La demande d’expulsion de la ZAD du Carnet de la part des maires des communes voisines la semaine dernière a été rejetée par la préfecture, considérant certainement le manque d’arguments favorable à notre expulsion. Cependant, les maires relancent une procédure administrative en référé qui met de nouveau les occupant·es de l’île face au risque d’expulsion.

L’argument principal avancé est l’occupation de la route départementale d’accès au site, alors que l’accès était déjà bloqué depuis des années, par le Grand Port Maritime de Nantes Saint-Nazaire (GPMNSN) par des blocs de pierres puis une clôture, avant l’installation d’un portail à code. Doit-on rappeler aussi que ces élus qui s’insurgent de la présence d’une Zone à défendre sur leur territoire, n’ont eu aucun scrupule à imposer un projet d’aménagement sur l’île du Carnet sans consulter, ni même informer leurs populations depuis plus de 10 ans ? 1

L’occupation de l’entrée au site depuis fin août continue de sensibiliser aux intentions du Grand Port. Elle a d’ailleurs déjà abouti sur le report de ce projet d’aménagement reconnu publiquement comme absurde via le moratoire d’un an et la relance des analyses sur la richesse des écosystèmes de l’île.

La vie qu’on mène au Carnet est certes critiquable mais en attendant on défend cette zone pleine d’oiseaux et franchement vous avez vu la gueule de l’estuaire Nord Loire ? Concernant les « dégradations », nous interpellons l’intercommunalité sur le fait qu’aucune solution n’ait été proposée pour l’enlèvement des déchets ménagers des centaines de personnes qui vivent sur zone.

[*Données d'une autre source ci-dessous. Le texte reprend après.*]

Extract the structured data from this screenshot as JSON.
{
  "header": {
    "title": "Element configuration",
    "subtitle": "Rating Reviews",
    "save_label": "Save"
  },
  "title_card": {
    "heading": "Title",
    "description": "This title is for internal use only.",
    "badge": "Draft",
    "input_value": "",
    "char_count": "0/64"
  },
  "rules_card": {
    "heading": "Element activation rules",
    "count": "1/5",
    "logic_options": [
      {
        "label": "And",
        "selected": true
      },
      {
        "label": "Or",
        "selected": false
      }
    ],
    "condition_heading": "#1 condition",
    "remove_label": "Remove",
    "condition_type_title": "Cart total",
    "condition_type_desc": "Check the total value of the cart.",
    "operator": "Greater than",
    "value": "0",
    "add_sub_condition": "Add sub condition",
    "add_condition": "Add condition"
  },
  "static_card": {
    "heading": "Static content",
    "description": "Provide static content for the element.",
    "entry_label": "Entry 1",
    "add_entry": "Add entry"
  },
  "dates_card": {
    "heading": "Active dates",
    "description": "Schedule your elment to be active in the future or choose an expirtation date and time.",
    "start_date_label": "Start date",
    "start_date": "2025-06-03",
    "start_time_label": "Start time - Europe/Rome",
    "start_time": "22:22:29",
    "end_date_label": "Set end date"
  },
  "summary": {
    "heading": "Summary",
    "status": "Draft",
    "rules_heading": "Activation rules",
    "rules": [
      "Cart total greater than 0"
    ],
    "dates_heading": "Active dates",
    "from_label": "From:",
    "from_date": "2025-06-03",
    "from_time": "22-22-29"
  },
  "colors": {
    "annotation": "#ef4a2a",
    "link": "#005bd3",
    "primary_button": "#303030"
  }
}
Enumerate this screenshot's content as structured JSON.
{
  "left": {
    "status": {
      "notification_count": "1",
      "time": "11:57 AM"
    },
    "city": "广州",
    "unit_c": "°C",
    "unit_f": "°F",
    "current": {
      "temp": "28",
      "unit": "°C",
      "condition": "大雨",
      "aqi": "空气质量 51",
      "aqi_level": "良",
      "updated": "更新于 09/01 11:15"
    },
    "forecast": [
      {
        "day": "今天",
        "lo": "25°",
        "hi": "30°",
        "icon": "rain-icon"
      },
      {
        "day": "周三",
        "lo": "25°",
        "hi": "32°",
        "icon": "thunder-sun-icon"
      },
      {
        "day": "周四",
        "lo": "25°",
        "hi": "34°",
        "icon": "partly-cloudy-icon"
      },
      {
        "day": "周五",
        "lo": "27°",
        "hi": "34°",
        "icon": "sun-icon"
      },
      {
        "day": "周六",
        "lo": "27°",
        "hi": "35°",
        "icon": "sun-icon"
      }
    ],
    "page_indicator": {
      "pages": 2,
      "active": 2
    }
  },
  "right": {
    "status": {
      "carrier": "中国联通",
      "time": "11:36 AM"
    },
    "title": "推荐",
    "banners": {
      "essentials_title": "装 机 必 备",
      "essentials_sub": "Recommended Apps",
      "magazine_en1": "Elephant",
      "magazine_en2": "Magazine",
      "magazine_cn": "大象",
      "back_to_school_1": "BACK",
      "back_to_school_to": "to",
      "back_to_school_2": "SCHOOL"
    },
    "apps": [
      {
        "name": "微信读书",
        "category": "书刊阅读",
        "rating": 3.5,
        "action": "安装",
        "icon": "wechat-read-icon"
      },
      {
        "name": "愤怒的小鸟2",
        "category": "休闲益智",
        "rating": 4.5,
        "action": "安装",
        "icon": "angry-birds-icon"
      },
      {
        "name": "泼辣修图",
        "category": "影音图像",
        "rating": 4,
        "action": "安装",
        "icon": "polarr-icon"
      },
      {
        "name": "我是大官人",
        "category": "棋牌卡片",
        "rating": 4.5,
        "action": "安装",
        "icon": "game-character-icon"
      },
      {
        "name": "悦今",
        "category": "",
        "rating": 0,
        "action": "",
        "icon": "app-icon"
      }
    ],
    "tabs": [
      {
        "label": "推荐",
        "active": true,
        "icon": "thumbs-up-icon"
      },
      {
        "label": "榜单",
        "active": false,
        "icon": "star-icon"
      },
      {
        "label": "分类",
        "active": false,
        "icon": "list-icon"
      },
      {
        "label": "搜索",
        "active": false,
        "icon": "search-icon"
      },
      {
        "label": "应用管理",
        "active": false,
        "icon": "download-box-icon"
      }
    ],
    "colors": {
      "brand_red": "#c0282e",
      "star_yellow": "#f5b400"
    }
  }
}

Tant que le projet ne sera pas abandonné complètement, nous continuerons de nous battre pour préserver l’île du Carnet, et continuerons d’alerter sur les conséquences de l’industrialisation de l’estuaire de la Loire. Nous invitons comme dans nos derniers communiqués toutes les personnes se questionnant sur l’intérêt de la présence d’une ZAD, à venir en discuter avec nous, sur place ou lors des marchés et autres évènements que nous organisons, pour avancer vers une cohabitation paisible entre la ZAD et les riverain·es.

Nous restons vigilant·es face à ces menaces d’expulsion et affirmons notre solidarité pour les personnes et les collectifs qui en sont victimes.

NOUS SOMMES LA LOIRE QUI SE DÉFEND

1 Pour plus de détails concernant les raisons qui nous poussent à lutter contre ce projet néfaste pour les écosystèmes et ses habitants, humains et non-humains, lire notre communiqué faisant suite à la demande d’expulsion formulée par les élus, ainsi que la brochure où sont développés nos arguments contre la bétonisation de l’île du Carnet.